Clap Switch is a very interesting project through which you can turn on and off any AC or DC appliances (like lights, fans, TV etc.) in your home with just a clap. Clap the first time will turn the appliance on, and clap the second time will turn the appliance off. In today’s tutorial, I will show you how to make this project in a very easy and low-cost way.
Components Required:
- Microphone
- Two BC547 transistors
- 10K resistor
- 100K resistor
- 1M resistor
- 100ohm resistor
- 1μF capacitor
- CD4017 IC
- Red LED
- 9V Battery and battery cap
- Switch
- 5V Relay
- 1N4007 diode
- Breadboard or Zero PCB
Tools Required:
BC547 Transistor Pinout :
CD4017 IC Pinout :
How the Circuit works :
Microphone: The microphone detects the sound of clapping and converts it from a sound signal to an electrical signal.
1μF Capacitor: This capacitor blocks the DC component from the electrical signal received from the microphone and passes this signal to the base of the transistor for amplification.
First BC547 Transistor: This transistor takes the low amplitude signal from the microphone and amplifies it and sends this amplified signal to the Clock pin (pin 14) of the CD4017 IC.

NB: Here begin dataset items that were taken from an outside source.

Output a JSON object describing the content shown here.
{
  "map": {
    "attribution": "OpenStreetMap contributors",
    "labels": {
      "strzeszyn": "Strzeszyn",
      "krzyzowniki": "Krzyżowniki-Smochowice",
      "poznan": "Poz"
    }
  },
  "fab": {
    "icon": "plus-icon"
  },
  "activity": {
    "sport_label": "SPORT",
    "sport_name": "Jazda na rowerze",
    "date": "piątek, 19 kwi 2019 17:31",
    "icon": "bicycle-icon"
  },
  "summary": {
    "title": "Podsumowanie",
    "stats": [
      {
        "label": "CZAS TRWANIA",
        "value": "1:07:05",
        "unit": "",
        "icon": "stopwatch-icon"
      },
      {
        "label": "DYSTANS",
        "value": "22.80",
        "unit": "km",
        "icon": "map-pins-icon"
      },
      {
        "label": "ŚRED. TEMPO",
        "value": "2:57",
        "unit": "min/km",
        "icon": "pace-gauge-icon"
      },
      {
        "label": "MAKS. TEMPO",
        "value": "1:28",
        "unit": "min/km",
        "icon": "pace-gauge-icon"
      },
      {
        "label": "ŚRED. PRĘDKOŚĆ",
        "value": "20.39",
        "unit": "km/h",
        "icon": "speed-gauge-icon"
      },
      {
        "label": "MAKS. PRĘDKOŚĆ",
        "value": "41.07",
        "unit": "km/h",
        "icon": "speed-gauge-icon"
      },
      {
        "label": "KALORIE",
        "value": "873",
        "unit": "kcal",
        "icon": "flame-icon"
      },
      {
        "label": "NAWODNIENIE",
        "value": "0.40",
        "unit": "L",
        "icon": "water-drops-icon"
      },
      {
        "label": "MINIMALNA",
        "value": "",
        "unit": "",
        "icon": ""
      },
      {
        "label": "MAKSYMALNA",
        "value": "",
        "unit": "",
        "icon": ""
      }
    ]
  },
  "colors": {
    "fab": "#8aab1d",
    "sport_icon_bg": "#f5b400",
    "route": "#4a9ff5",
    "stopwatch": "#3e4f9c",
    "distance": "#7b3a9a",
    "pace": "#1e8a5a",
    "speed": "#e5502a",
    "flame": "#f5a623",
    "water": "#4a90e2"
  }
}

10K resistor and 1M resistor: These resistors are part of the amplifier circuit, which helps the transistor to work as an amplifier.
100K resistor : This resistor is used to keep the Clock pin of the IC always High. This resistor help to generate the clock pulse.
CD4017 IC: CD4017 IC have 10 output pins, When the first clock pulse is applied to pin 14, the output of this IC goes from 0 to 1, and when the next clock pulse is given, the output goes from 1 to 2. This is how the IC works.
Red LED: We will connect a 100ohm resistor in series with its positive pin, and we will connect the resistor to the 2nd pin of the IC and connect the negative pin to the GND, as a result when the output comes to the 2nd pin the LED will glow.
100-Ohm Resistor: This resistor is used to protect the LED from burning.
Second BC547 Transistor: This transistor is used to control the relay. When the output pin 2 of CD4017 IC becomes High, this transistor will turn on and the relay will also turn on.
5V Relay: The relay is an electromagnetic switch. When activated by the second transistor, it turns the connected load on or off.
1N4007 Diode: This diode is connected across the relay coil to protect other components from voltage spikes when the relay closes.
Switch: This switch is used to turn the circuit on or off.
9V Battery : Power source for the circuit.
In short –
When we clap the microphone detect the sound and convert the sound signal to an electrical signal and fed this signal to the base of the BC547 transistor, this transistor amplifies the signal and fed the amplified signal to the clock pin of the CD4017 IC.
CD4017 IC have 10 output pins, When the first clock pulse is applied to pin 14, the output of this IC goes from 0 to 1, and when the next clock pulse is given, the output goes from 1 to 2. This is how the IC works.
We want to turn on/off an LED and transistor so we need two outputs, so we will connect output 2 of the IC to reset pin 15. As a result, when the first clock pulse is received, the output of the IC will go from 0 to 1, and when the second clock pulse is given, the output will go from 1 to 2. Whenever pin 2 goes high, the IC will reset and the output will go back to 0. We will connect the LED and the transistor to output no.1. This will cause output 1 to go high when we first clap, and the LED and transistor will turn on. And when we next clap, then pin no 0 will go high and output no 1 will go low and the LED and transistor will turn off. This transistor will control the relay, when the transistor is on, the relay will be on and when the transistor is off, the relay will be off. A relay actually works like a switch, so we can turn on or off any AC or DC appliance’s like light, fan, TV etc. by connecting it to the relay.